Une semaine après les attentats, le président américain rencontre les dirigeants des pays alliés pour recueillir un large soutien pour une riposte aux attentats et dans la lutte antiterroriste.
UNE intense activité diplomatique s'est engagée hier à Washington, alors que les taliban afghans maintenaient un langage de fermeté, apparemment peu disposés à extrader le principal suspect, Oussama ben Laden. Le président français Jacques Chirac, accompagné du ministre des Affaires étrangères Hubert Védrine, devait être le premier dirigeant depuis les attentats à rencontrer le président George W. Bush, auquel il devait réaffirmer la solidarité de Paris. Les deux présidents devaient discuter de la coalition internationale et de la lutte contre le terrorisme. Le président Bush cherche à établir une vaste coalition antiterroriste, recueillant le maximum de soutien dans le monde, pour riposter aux attentats contre le Pentagone à Washington et le World Trade Center à New York, qui ont fait près de 6000 morts ou disparus.
La peur en Afghanistan
Etaient attendus également hier dans la capitale fédérale le chef de la diplomatie russe Igor Ivanov, et son homologue allemand Joschka Fischer, qui a affirmé dimanche avec le chancelier Gerhard Schröder sa résolution à participer à une riposte militaire. Ils devaient être suivis demain par le Premier ministre britannique Tony Blair, qui s'est placé depuis le début de la crise en position d'allié le plus proche des Etats-Unis. En Afghanistan, un conclave d'érudits de l'islam venus de toutes les provinces du pays qui devait débattre mardi à Kaboul de la crise a été reporté.
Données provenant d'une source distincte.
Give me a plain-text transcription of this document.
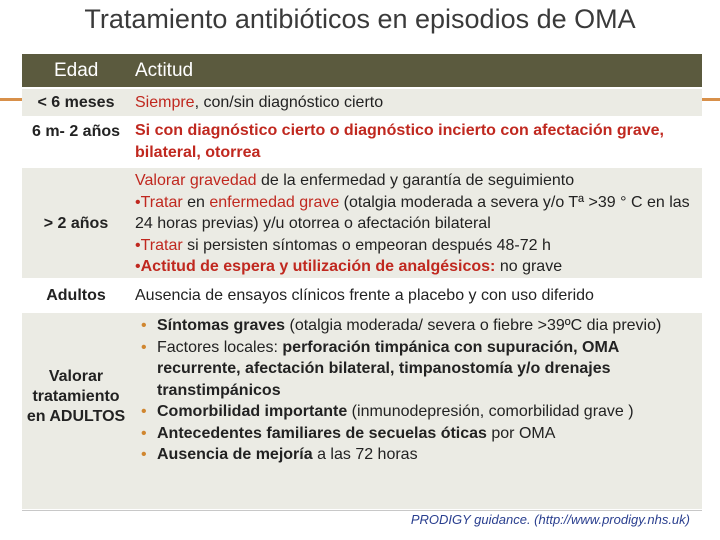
Tratamiento antibióticos en episodios de OMA
Edad Actitud
< 6 meses	Siempre, con/sin diagnóstico cierto
6 m- 2 años Si con diagnóstico cierto o diagnóstico incierto con afectación grave, bilateral, otorrea
> 2 años
Valorar gravedad de la enfermedad y garantía de seguimiento
•Tratar en enfermedad grave (otalgia moderada a severa y/o Tª >39 ° C en las 24 horas previas) y/u otorrea o afectación bilateral
•Tratar si persisten síntomas o empeoran después 48-72 h
•Actitud de espera y utilización de analgésicos: no grave
Adultos	Ausencia de ensayos clínicos frente a placebo y con uso diferido
Valorar tratamiento en ADULTOS
• Síntomas graves (otalgia moderada/ severa o fiebre >39ºC dia previo)
• Factores locales: perforación timpánica con supuración, OMA recurrente, afectación bilateral, timpanostomía y/o drenajes transtimpánicos
• Comorbilidad importante (inmunodepresión, comorbilidad grave )
• Antecedentes familiares de secuelas óticas por OMA
• Ausencia de mejoría a las 72 horas
PRODIGY guidance. (http://www.prodigy.nhs.uk)
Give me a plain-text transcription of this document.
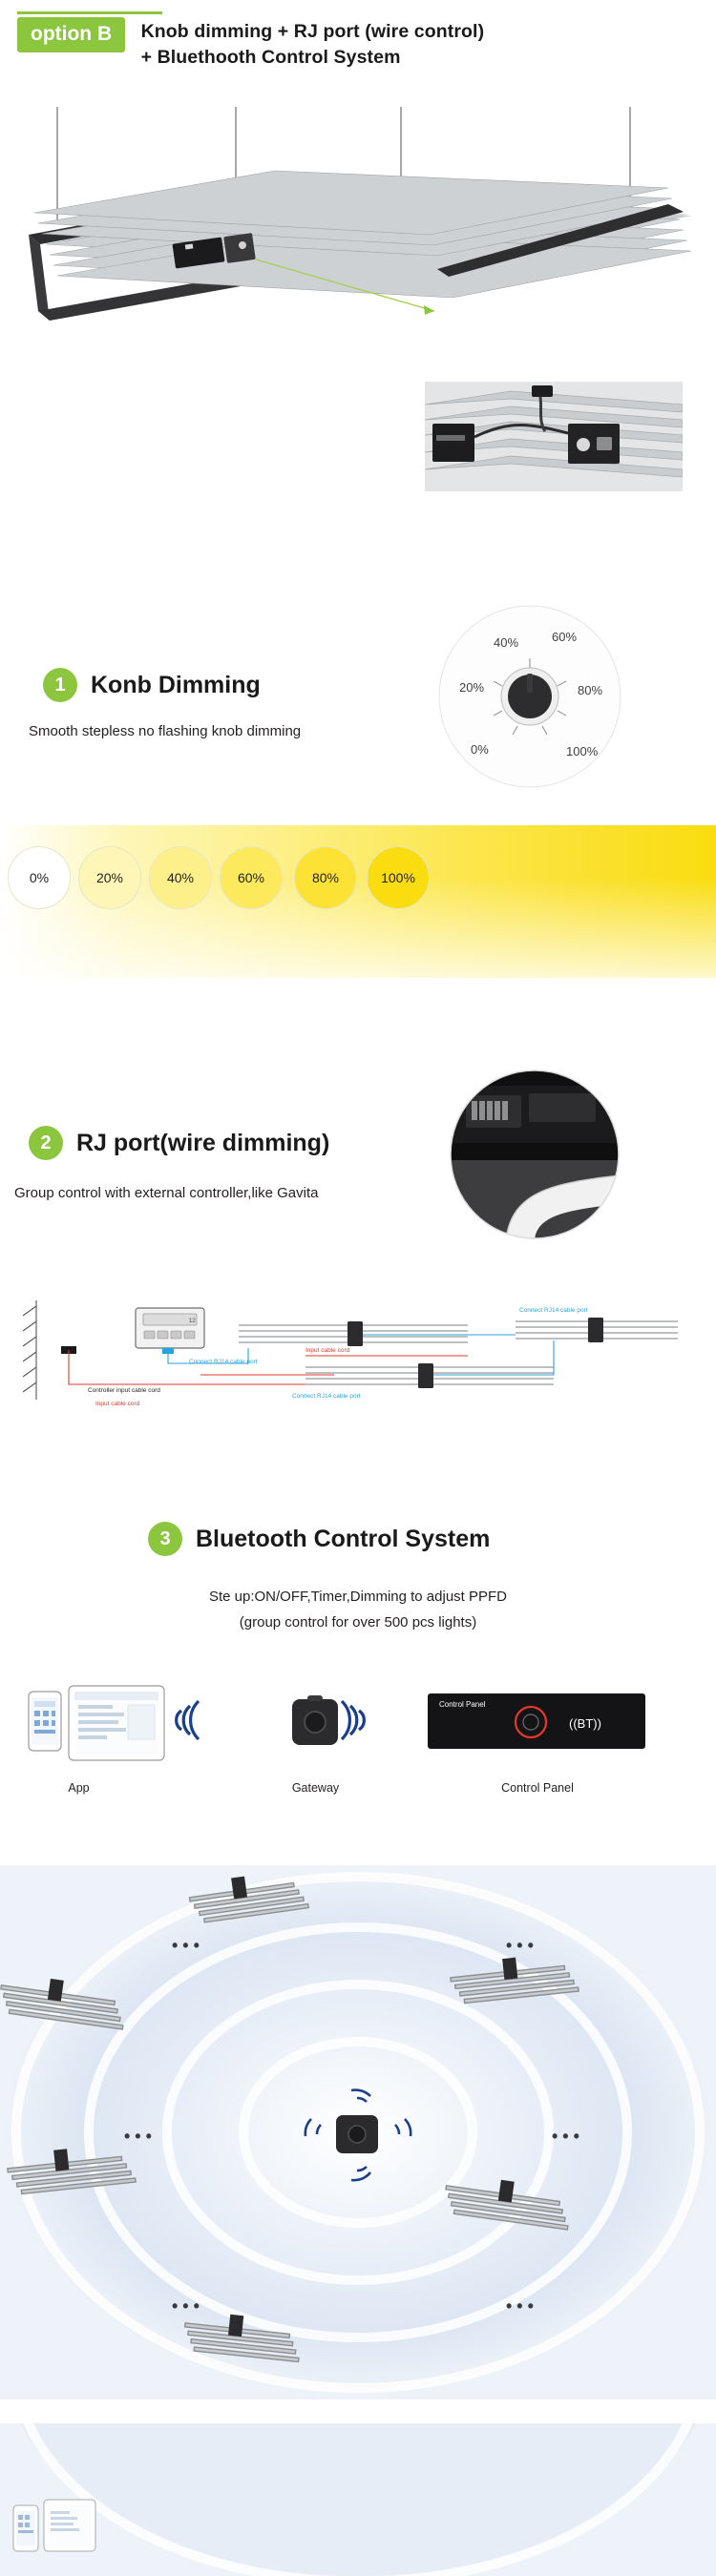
option B Knob dimming + RJ port (wire control)
+ Bluethooth Control System
1	Konb Dimming
Smooth stepless no flashing knob dimming
40%	60%
20%	80%
0%	100%
0%	20%	40%	60%	80%	100%
2	RJ port(wire dimming)
Group control with external controller,like Gavita
12
Controller input cable cord
Connect RJ14 cable port
Input cable cord
Input cable cord
Connect RJ14 cable port
Connect RJ14 cable port
3	Bluetooth Control System
Ste up:ON/OFF,Timer,Dimming to adjust PPFD
(group control for over 500 pcs lights)
Control Panel
((BT))
App	Gateway	Control Panel
• • •	• • •
• • •	• • •
• • •	• • •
Des oulémas (théologiens) ont en revanche répété qu'Oussama ben Laden, désigné suspect numéro un dans ces attentats par Washington, ne devrait pas être extradé d'Afghanistan sans des preuves concrètes de son implication, « même si l'ensemble de l'Afghanistan doit être dévasté ». Par peur de représailles américaines, des dizaines de milliers d'Afghans fuyaient les centres urbains de l'est du pays mardi, notamment à Kandahar (sud-est), où résident en temps normal ben Laden et le mollah Omar, chef suprême des taliban. Le secrétaire général de l'Alliance atlantique, George Robertson, a indiqué que l'OTAN avait « l'obligation morale » d'aider les Etats-Unis contre les auteurs des attentats, même s'ils « pourraient agir de façon indépendante, tout seuls ». Le président palestinien Yasser Arafat a fait part à Washington d'être « prêt à prendre part à une alliance internationale en vue de mettre fin au terrorisme contre des civils innocents ». La position palestinienne, que le président palestinien s'efforce de faire respecter également au Proche-Orient, a semblé produire de premiers effets spectaculaires. Le secrétaire général de l'ONU Kofi Annan a assuré de son côté que l'organisation était prête à relever le défi de la lutte contre le terrorisme, en mettant toutefois en garde contre « une division entre l'Occident et les musulmans ». Le chef de la diplomatie iranienne Kamal Kharazi a estimé qu'une coalition internationale devait être supervisée par l'ONU. Il a néanmoins souligné qu'une attaque contre l'Afghanistan serait une « catastrophe » qui provoquerait « des exodes » de populations.
Faibles chances de retrouver des survivants
La Chine a déclaré pour sa part que les « terroristes devaient être punis », tout en soulignant que toute riposte devait reposer sur des « preuves concrètes ». Pékin est également prêt à discuter de tout plan d'action devant le Conseil de sécurité des Nations Unies. Sur le terrain, les équipes de secours poursuivent leurs opérations de recherche sans grand espoir de trouver des rescapés. « Les chances de retrouver des survivants sont maintenant très, très faibles », a dit le maire de New York Rudolph Giuliani. Le président Bush, célébrant l'Amérique qui a « montré le meilleur d'elle-même » en ces temps difficiles, a appelé ses compatriotes à la générosité envers les organisations engagées dans les efforts de solidarité. Les dirigeants des compagnies aériennes américaines, dont les cours se sont effondrés mardi, ont tenu une réunion de crise mardi avec des responsables de la Maison Blanche et plaidé pour une aide fédérale afin d'éviter un désastre financier du secteur.
Comme un mémorial apparaît ce qui reste de la tour sud du World Trade Center.